The Dodge Family Association


Great Uncle George
(Richard(1), Richard(2), Richard(3), Richard(4),  Richard(5), Amasa(6))
by
Carroll W. Dodge & Bertha S. Dodge (1986)

 

Great uncle, George Franklin Dodge, was of the stuff of which folk heroes are made.  The reason for his failing to become a recognized folk hero having been that no one ever informed him that that was his destiny. Like many other still unsung folk hero, he was born in a small town - Pittsford, Vermont - the year being 1827. Nourished on tales told by aging grandparents and/or neighbors, whose lives had climaxed in the Revolution and/or the War of 1812, George must have regretted that he was born too late for achieving military glory. 

By the time in 1850 he had attained the advanced age of twenty three, George was working as a driver of a stagecoach running between Albany, New York, and Rutland, Vermont, the most adventurous aspect of which was stopping in taverns while horses were being changed and passengers plus baggage being put off or taken on. At one such stop, he became involved with the driver of another stage, presumably about the rights and wrongs of the recently ended Mexican War.
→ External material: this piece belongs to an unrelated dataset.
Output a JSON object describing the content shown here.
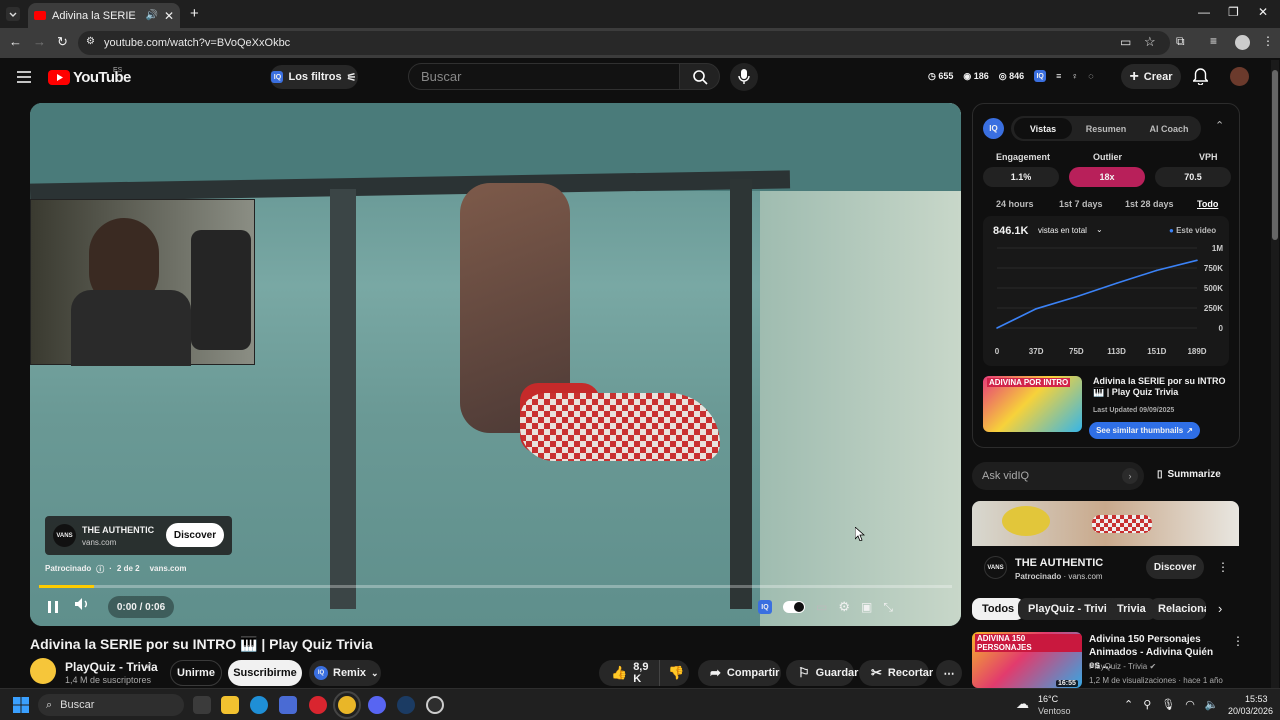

The argument ended in blows with George's opponent stretched on the floor and George, appalled, rushing off to Boston where he hastened to enlist in the army under the name Charles F. Dodge because he dreaded lest there might soon be a warrant out for the arrest of George F. Dodge, murderer. However, as George was not to learn for some time, the "murdered" man was by then back at stage driving while George became a member of Company D, 1st Infantry, being promptly shipped off to help keep the peace on the Texas border. In October, 1853, George was promoted to First Sergeant, which he remained during the last two years of his service. 

One of the Border Patrol's chief duties then was to try to control the Apaches who had a custom of raiding civilians, white and/or Indian...Dodge and his squad were involved in such a duty when they found themselves in one of those rare but notorious blinding Texas snowstorms. Finding themselves approaching an. Apache village, George realized that they had no alternative but to throw themselves on the Indians' mercy. His winning personality appealed to the chief who ordered that these uninvited guests be cared for as should any such in their plight. For his part, Sergeant Dodge promised that he would arrange to have those Apaches sent food for themselves and forage for their livestock, the Indians already being on almost starvation rations thanks to recent Comanche raids. George was able to keep his word, having been equally persuasive with his commanding officer who duly dispatched the promised supplies. 

Discharged from the army in 1855, George returned to Vermont where he purchased a small subsistence farm and settled down to domesticity with the woman he married, Jane Jones. For a while he lived an, unexciting life, amusing himself by training his horse to respond to whistled cavalry bugle calls such as he had been hearing on the Border. Soon George himself was hearing the summons of bugle calls as Fort Sumter was fired upon. Wanting to enlist, George felt restrained as a married man until he thought how much worse it might be if his brother Joel, with two young sons and a third child on the way, were drafted. So George offered to enlist in Joel's place if Joel agree to look after Jane and see she had things she needed like firewood and garden vegetables. Joel agreed and George was off again, this time with the 6th regiment of the Vermont Brigade. He fought in the battles of Fredericksburg, Gettysburg, the Wilderness and Winchester, in which latter engagement he received his second and most serious wound - a shattered ulna which the surgeon wanted to remove but was prevented by George's protests. Discharged in 1864 and pensioned as a veteran without an arm, George still was able to get some use out of the wounded arm. 

Again he returned to Brandon, this time, because of his wound, he did not try to farm but bought a small house on the "street" leading to Pittsford. There, in a small adjoining barn, he kept the Morgan horse he had purchased and which he had trained to respond to his master's signals by backing in between the buggy thills then waiting patiently while George, in spite of the damaged arm, managed to do the harnessing. Then George with his wife Hannah (Jane had died shortly after his return from the war) went for a ride while the Morgan horse saw to it that, as George had trained it, no other horse-drawn vehicle should be permitted to pass. A fascinating pair they must have been - Hannah sitting primly beside George who happily directed his steed by whistled bugle calls. 

What special attraction there may have been between Hannah and George, we can now only guess but when George died in 1914 during a war in which he might have wished to take part and was interred with due ceremony by his surviving friends of the G.A.R., all his property was left to Hannah. He trusted her implicitly to see to it that when she died the property should be divided between his heirs. And Aunt Hannah, true to the code by which George had lived, kept her word.